Le tribunal spécial qui jugeait l’ex-président tchadien Hissène Habré à Dakar l’a reconnu coupable, ce lundi 30 mai, de crimes contre l’humanité et de crimes de guerre. M. Habré est donc condamné à la prison à vie. Le tribunal l’a également reconnu coupable de viols, exécutions, esclavage et enlèvements.
Poursuivi pour « crimes de guerre, crimes contre l’humanité et crimes de torture », Hissène Habré a dirigé le Tchad pendant huit ans (1982-1990), avant d’être renversé par un coup d’Etat mené par l’un de ses anciens collaborateurs, l’actuel président Idriss Déby Itno. Hissène Habré s’est alors réfugié au Sénégal. Dans les années suivantes, des victimes, parfois regroupées en associations, n’ont eu de cesse de faire condamner l’ancien dictateur pour ses crimes présumés, et pour lesquels il est désormais reconnu coupable. Le nombre de personnes tuées pendant le « règne » d’Hissène Habré s’élèverait à 40.000.
Finalement arrêté en juin 2013, au Sénégal, il était jugé depuis le 20 juillet 2015 par les Chambres africaines extraordinaires (CAE), créées à la suite d’un accord entre le Sénégal et l’Union africaine (UA). Cour que l’accusé… récusait, et devant lesquelles il refusait de s’exprimer. Il récusait également ses avocats à intervalles réguliers, provoquant plusieurs reports du procès.
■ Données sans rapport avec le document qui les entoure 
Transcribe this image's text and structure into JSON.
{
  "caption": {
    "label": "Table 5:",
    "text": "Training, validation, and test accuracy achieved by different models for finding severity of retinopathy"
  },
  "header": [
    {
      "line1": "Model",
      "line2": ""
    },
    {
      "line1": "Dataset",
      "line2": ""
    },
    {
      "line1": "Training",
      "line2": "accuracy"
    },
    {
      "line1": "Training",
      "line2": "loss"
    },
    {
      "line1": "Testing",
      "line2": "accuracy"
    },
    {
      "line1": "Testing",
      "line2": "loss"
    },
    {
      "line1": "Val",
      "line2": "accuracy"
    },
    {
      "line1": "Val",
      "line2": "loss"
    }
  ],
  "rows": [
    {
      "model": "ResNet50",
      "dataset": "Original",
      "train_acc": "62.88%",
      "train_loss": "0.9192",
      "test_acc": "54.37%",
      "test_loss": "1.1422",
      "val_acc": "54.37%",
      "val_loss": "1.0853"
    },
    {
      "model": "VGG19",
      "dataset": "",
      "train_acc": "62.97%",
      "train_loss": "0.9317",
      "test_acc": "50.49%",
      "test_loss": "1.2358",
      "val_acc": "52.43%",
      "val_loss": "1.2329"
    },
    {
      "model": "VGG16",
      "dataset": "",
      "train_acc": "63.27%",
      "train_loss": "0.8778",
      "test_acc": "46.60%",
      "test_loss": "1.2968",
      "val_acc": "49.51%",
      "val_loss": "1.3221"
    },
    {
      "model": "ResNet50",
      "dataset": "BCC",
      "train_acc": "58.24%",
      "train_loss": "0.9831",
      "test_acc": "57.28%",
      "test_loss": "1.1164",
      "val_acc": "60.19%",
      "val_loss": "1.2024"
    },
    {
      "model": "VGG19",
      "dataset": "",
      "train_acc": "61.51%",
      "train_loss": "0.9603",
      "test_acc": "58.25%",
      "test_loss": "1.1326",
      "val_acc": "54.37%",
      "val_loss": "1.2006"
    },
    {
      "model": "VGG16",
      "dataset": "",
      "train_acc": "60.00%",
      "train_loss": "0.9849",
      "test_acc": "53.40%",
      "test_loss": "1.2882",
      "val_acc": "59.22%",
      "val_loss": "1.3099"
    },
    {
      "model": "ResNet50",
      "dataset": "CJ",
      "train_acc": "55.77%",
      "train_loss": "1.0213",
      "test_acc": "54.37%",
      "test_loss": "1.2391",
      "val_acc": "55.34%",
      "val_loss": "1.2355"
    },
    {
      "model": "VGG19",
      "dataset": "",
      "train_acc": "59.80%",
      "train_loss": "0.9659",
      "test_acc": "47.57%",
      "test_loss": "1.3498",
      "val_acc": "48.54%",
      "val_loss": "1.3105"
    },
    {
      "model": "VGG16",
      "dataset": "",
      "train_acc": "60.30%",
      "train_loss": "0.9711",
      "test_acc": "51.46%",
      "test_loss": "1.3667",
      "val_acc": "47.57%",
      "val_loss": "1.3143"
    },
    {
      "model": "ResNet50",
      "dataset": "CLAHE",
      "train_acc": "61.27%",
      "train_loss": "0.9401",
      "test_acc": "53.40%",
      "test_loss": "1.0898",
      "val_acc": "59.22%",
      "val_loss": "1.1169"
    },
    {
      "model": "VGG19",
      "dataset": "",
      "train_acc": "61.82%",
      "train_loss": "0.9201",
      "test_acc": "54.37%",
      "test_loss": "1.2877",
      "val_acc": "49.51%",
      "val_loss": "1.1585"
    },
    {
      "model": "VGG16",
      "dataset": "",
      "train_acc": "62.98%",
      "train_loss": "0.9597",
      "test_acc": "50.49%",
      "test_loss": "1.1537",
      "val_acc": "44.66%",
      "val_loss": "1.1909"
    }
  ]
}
Ce lundi, la Belgique s’est félicitée du bon déroulement du procès. Un procès sans précédent, puisqu’il s’agit du premier du genre organisé en Afrique pour juger un ancien président. Le procès qui s’est achevé hier est d’ailleurs le premier au monde dans lequel un ancien chef d’Etat est traduit devant une juridiction d’un autre pays pour violations présumées des droits de l’homme. L’organisation de ce procès répondait à un reproche fréquemment formulé en Afrique, à différents niveaux, à savoir que ce type de crime n’était jamais jugé en Afrique, mais toujours par des cours spéciales organisées à l’étranger.
La Belgique a, dans un communiqué publié par le Service public fédéral (SFP) Affaires étrangères, « félicité le Sénégal pour son courage et sa détermination à rendre justice aux victimes, permettant de faire avancer la lutte contre l’impunité« .
La Belgique avait, depuis 2005, délivré un mandat d’arrêt à l’encontre de Hissène Habré, et adressé aux autorités sénégalaises une demande d’extradition restée sans réponse. La Belgique a alors saisi la Cour internationale de Justice (CIJ) en 2009 de son différend avec Sénégal dans cette affaire. La CIJ a rendu sa décision en 2012, sommant le Sénégal de poursuivre pénalement Hissène Habré ou, à défaut, de l’extrader vers la Belgique.
C’est la première option qui a été donc été retenue, avec le résultat que l’on connaît depuis hier.